Sun Ra + Ayé Aton: Space, Interiors and Exteriors, 1972
By John Corbett
PictureBox Inc, April 2013
112 Pages, $27.50 | Buy from PictureBox
Opening with several candid shots of Sun Ra donning full afro-futurist regalia in Oakland, filming the quintessential Space is the Place, Space, Interiors and Exteriors, 1972 finds Sun Ra himself in the foreground. An interesting choice, really, due to the fact that a large majority of the book focuses on Ayé Aton’s murals, painted primarily on the walls of Chicago’s south-side in the early 70s. But this choice makes sense, as the brief essay included in the book lets us know, as it was the overpowering figure of Sun Ra that brought a focus to Aton’s work.
Aton, who became a correspondent of Sun Ra in the early 60s (shortly after Ra moved to New York City), eventually joined the Arkestra, touring and recording with Ra during the Ra’s most significant span of recording, the years 1972-1974, when his most well-known album records was recorded, Space is the Place. Aton & Ra’s correspondence, in the beginning, was a mentorship. Aton’s curiosity towards many afrocentric esotericisms finding, if not answers, at least a response in Sun Ra (to see the breadth of the information that Ra poured into his philosophy, take note of this syllabus from a class Ra taught at UC Berkeley in the early 70s [as an aside: the environment of Berkeley where Sun Ra could teach a class like this is so far distanced from the current reality of UC Berkeley that it’s astounding], as recounted “by Arkestra drummer, Samurai Celestial, and others.”
Two brief essays in the book present this biographical (this mythical) information before treating the reader to a gallery of Aton’s murals, photographed, often obliquely, on Polaroid film in Instant film has never been the most archival film available; in these Polaroids it’s clear that colors have faded, that the precision of the film’s chemical reactions, etc, is far from precise. The material degradation adds a level of entropy to the aura the images create. While the introduction asks us to imagine rooms where entire walls are painted with fluorescent paint, the Polaroids reveal rough gestures in muted colors. With time everything fades.
But the suggestion, the consideration, is a fascinating one. As another essay points out, none of the photographs of Aton’s murals depict people in front of them, they are isolated in space, often even destabilized away from their position on walls, embedded in the flatness of the picture plane. In the late 1950s Sun Ra started calling his music “space music” because ” the music allowed him to translate his experience of the void of space into a language people could enjoy and understand” (Wikipedia). With these photos, the viewer is floating in a void of colors long faded. The dream is dead, and I wouldn’t be surprised to find most of these murals either painted over or felled with buildings during destruction.

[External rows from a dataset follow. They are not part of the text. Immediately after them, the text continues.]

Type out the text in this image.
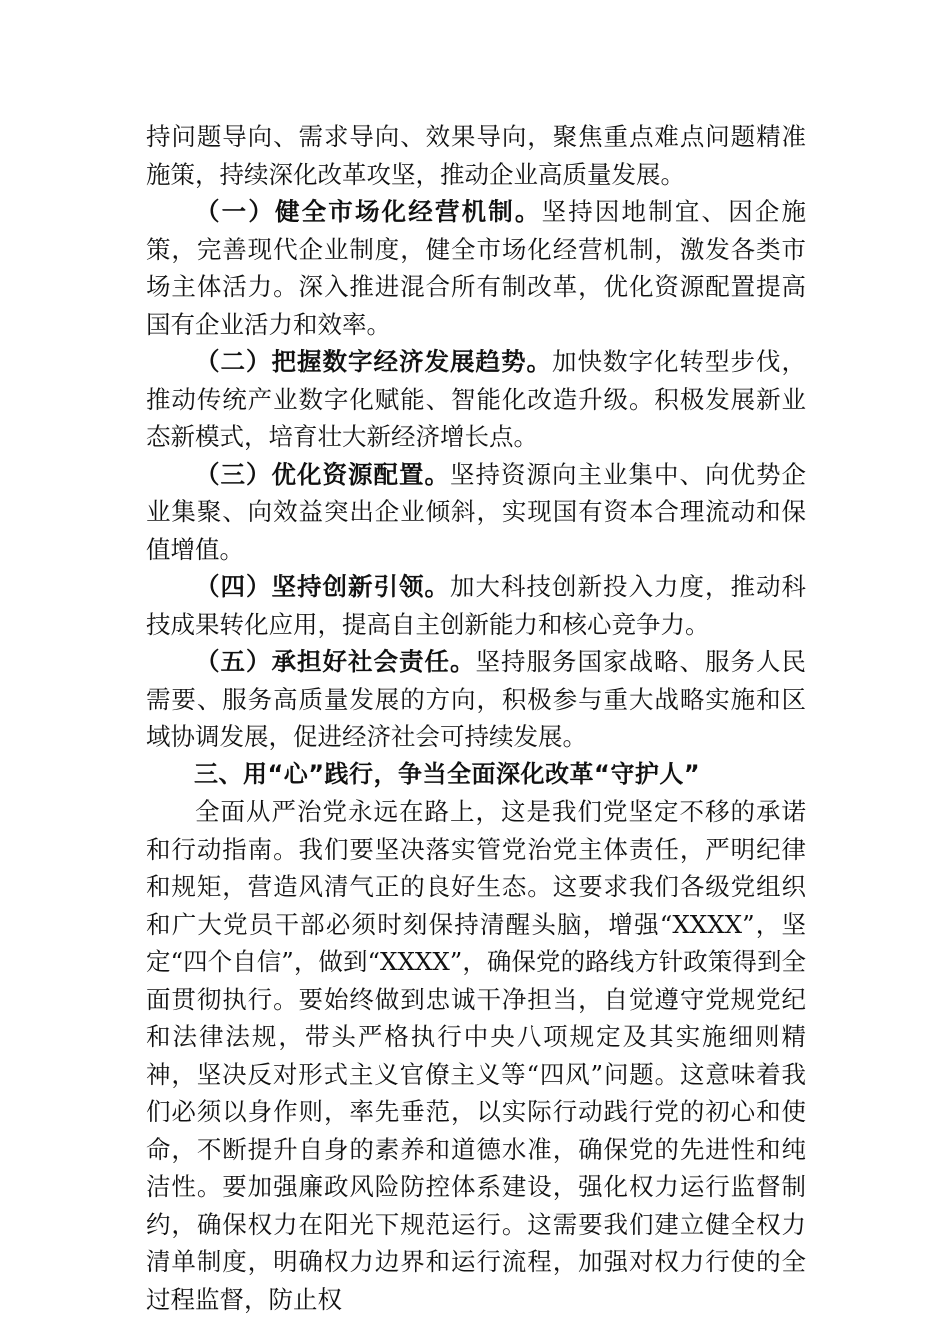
持问题导向、需求导向、效果导向，聚焦重点难点问题精准施策，持续深化改革攻坚，推动企业高质量发展。

（一）健全市场化经营机制。坚持因地制宜、因企施策，完善现代企业制度，健全市场化经营机制，激发各类市场主体活力。深入推进混合所有制改革，优化资源配置提高国有企业活力和效率。

（二）把握数字经济发展趋势。加快数字化转型步伐，推动传统产业数字化赋能、智能化改造升级。积极发展新业态新模式，培育壮大新经济增长点。

（三）优化资源配置。坚持资源向主业集中、向优势企业集聚、向效益突出企业倾斜，实现国有资本合理流动和保值增值。

（四）坚持创新引领。加大科技创新投入力度，推动科技成果转化应用，提高自主创新能力和核心竞争力。

（五）承担好社会责任。坚持服务国家战略、服务人民需要、服务高质量发展的方向，积极参与重大战略实施和区域协调发展，促进经济社会可持续发展。

三、用“心”践行，争当全面深化改革“守护人”

全面从严治党永远在路上，这是我们党坚定不移的承诺和行动指南。我们要坚决落实管党治党主体责任，严明纪律和规矩，营造风清气正的良好生态。这要求我们各级党组织和广大党员干部必须时刻保持清醒头脑，增强“XXXX”，坚定“四个自信”，做到“XXXX”，确保党的路线方针政策得到全面贯彻执行。要始终做到忠诚干净担当，自觉遵守党规党纪和法律法规，带头严格执行中央八项规定及其实施细则精神，坚决反对形式主义官僚主义等“四风”问题。这意味着我们必须以身作则，率先垂范，以实际行动践行党的初心和使命，不断提升自身的素养和道德水准，确保党的先进性和纯洁性。要加强廉政风险防控体系建设，强化权力运行监督制约，确保权力在阳光下规范运行。这需要我们建立健全权力清单制度，明确权力边界和运行流程，加强对权力行使的全过程监督，防止权
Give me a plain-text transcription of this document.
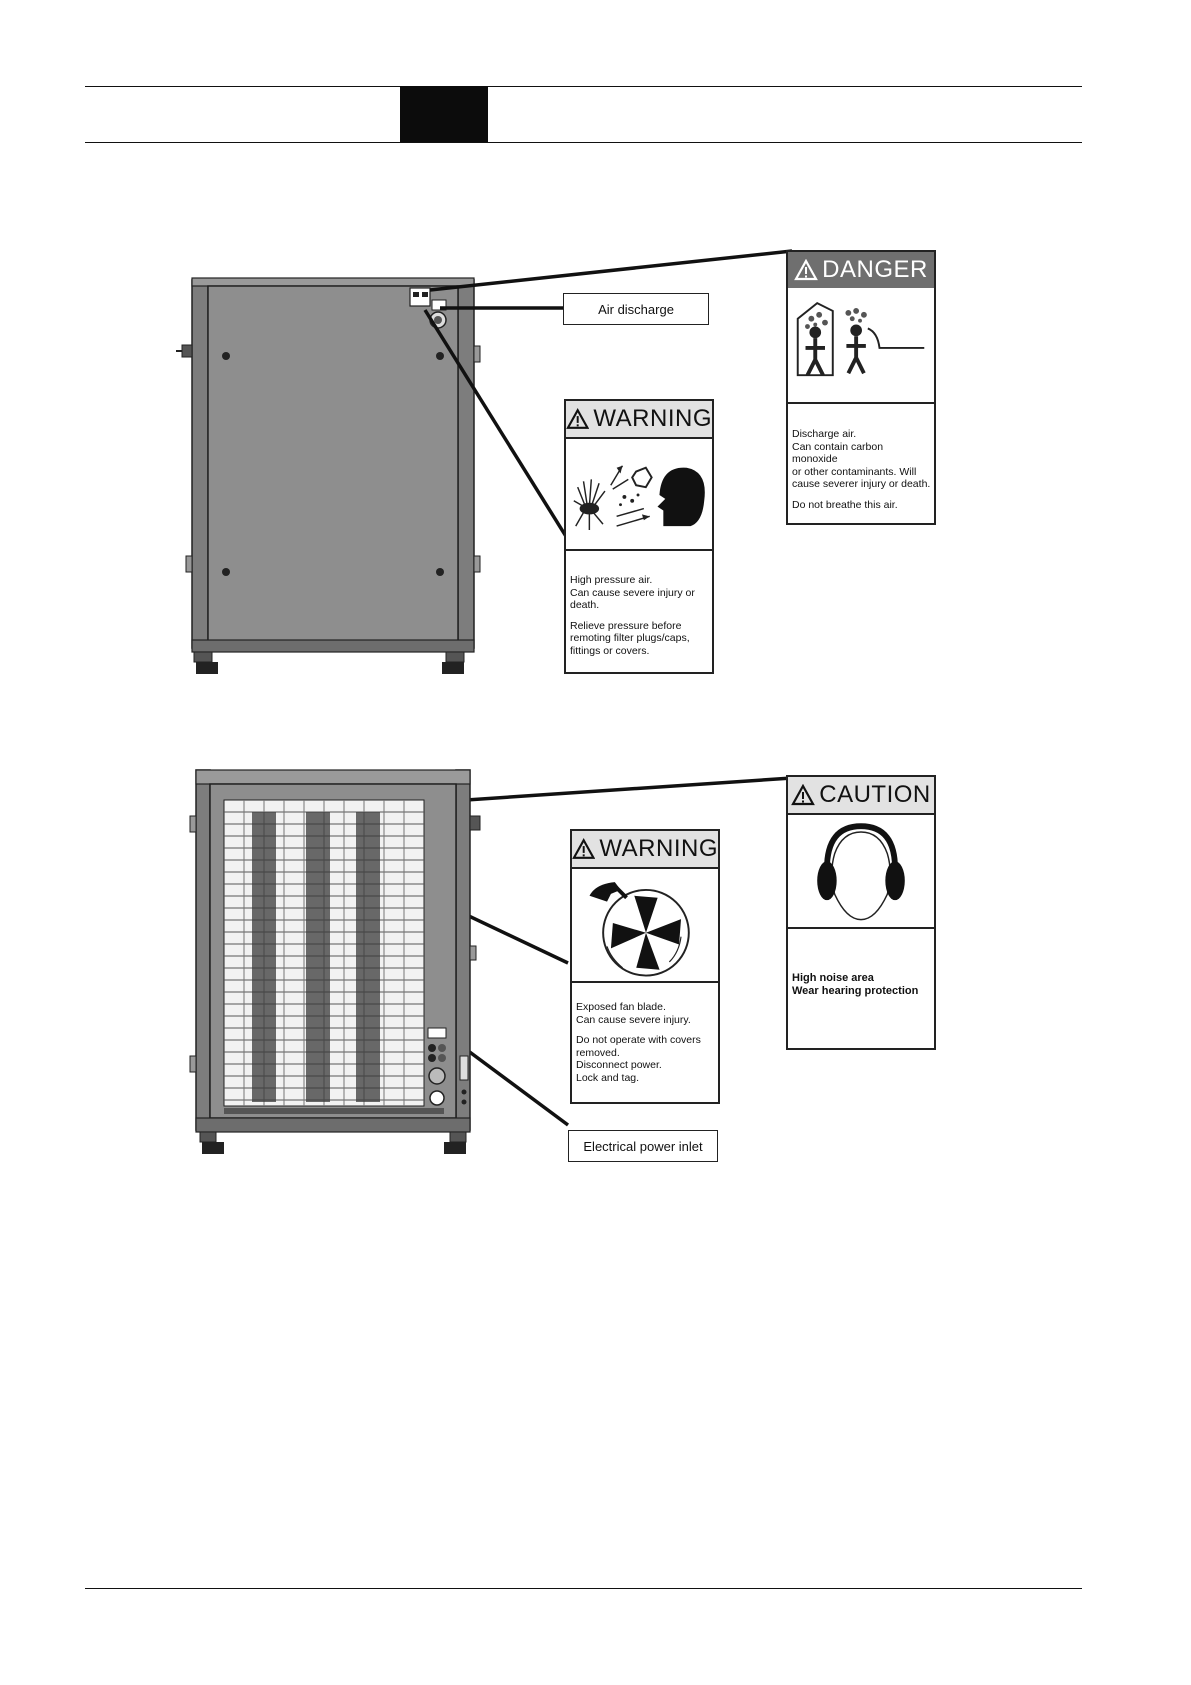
Air discharge
DANGER

Discharge air.
Can contain carbon monoxide
or other contaminants. Will
cause severer injury or death.

Do not breathe this air.

WARNING

High pressure air.
Can cause severe injury or
death.

Relieve pressure before
remoting filter plugs/caps,
fittings or covers.

CAUTION

High noise area
Wear hearing protection

WARNING

Exposed fan blade.
Can cause severe injury.

Do not operate with covers
removed.
Disconnect power.
Lock and tag.

Electrical power inlet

My favorite mural, documented by a square Polaroid stamped with the month of “January” but bearing no year, finds a ram’s head above four staggering lines of grey, set within a large silver/white star-burst, across a field of pinks and oranges with black accents carrying through the field. The nothingness of the image plane is violated by a minor intrusion: that of a golden chandelier, hanging from a white ceiling. The reality of the murals becomes uncanny. This is a step towards a necessary mysticism, used by Ra and others to strive towards freedom, borrowing Egyptian symbols and steeping them in Biblical revisionism, a reality that allows the oppressed a sense of revolution. Space is the place, space is the place. The field turns into colors and every man and woman is wearing a costume that disorients. It’s after the end of the world–don’t you know that yet?
In 1968, Kenneth Anger visited the great pyramids of Egypt with a cavalcade of junkies, musicians, artists, and magicians. Costumes were brought. Anger’s greatest film, Lucifer Rising was filmed. Problems followed. The film eventually was released and has been recognized for its brilliance. Sun Ra, on the other hand, refuses to just make his film. The costumes were part of life. Life was revolutionary and within this revolt there was a refined aesthetic insistence. Aton’s murals carry this aesthetic insistence further, into the banalized reality of those who don’t have the freedom to live in Sun Ra’s world permanently. The murals serve as a reminded.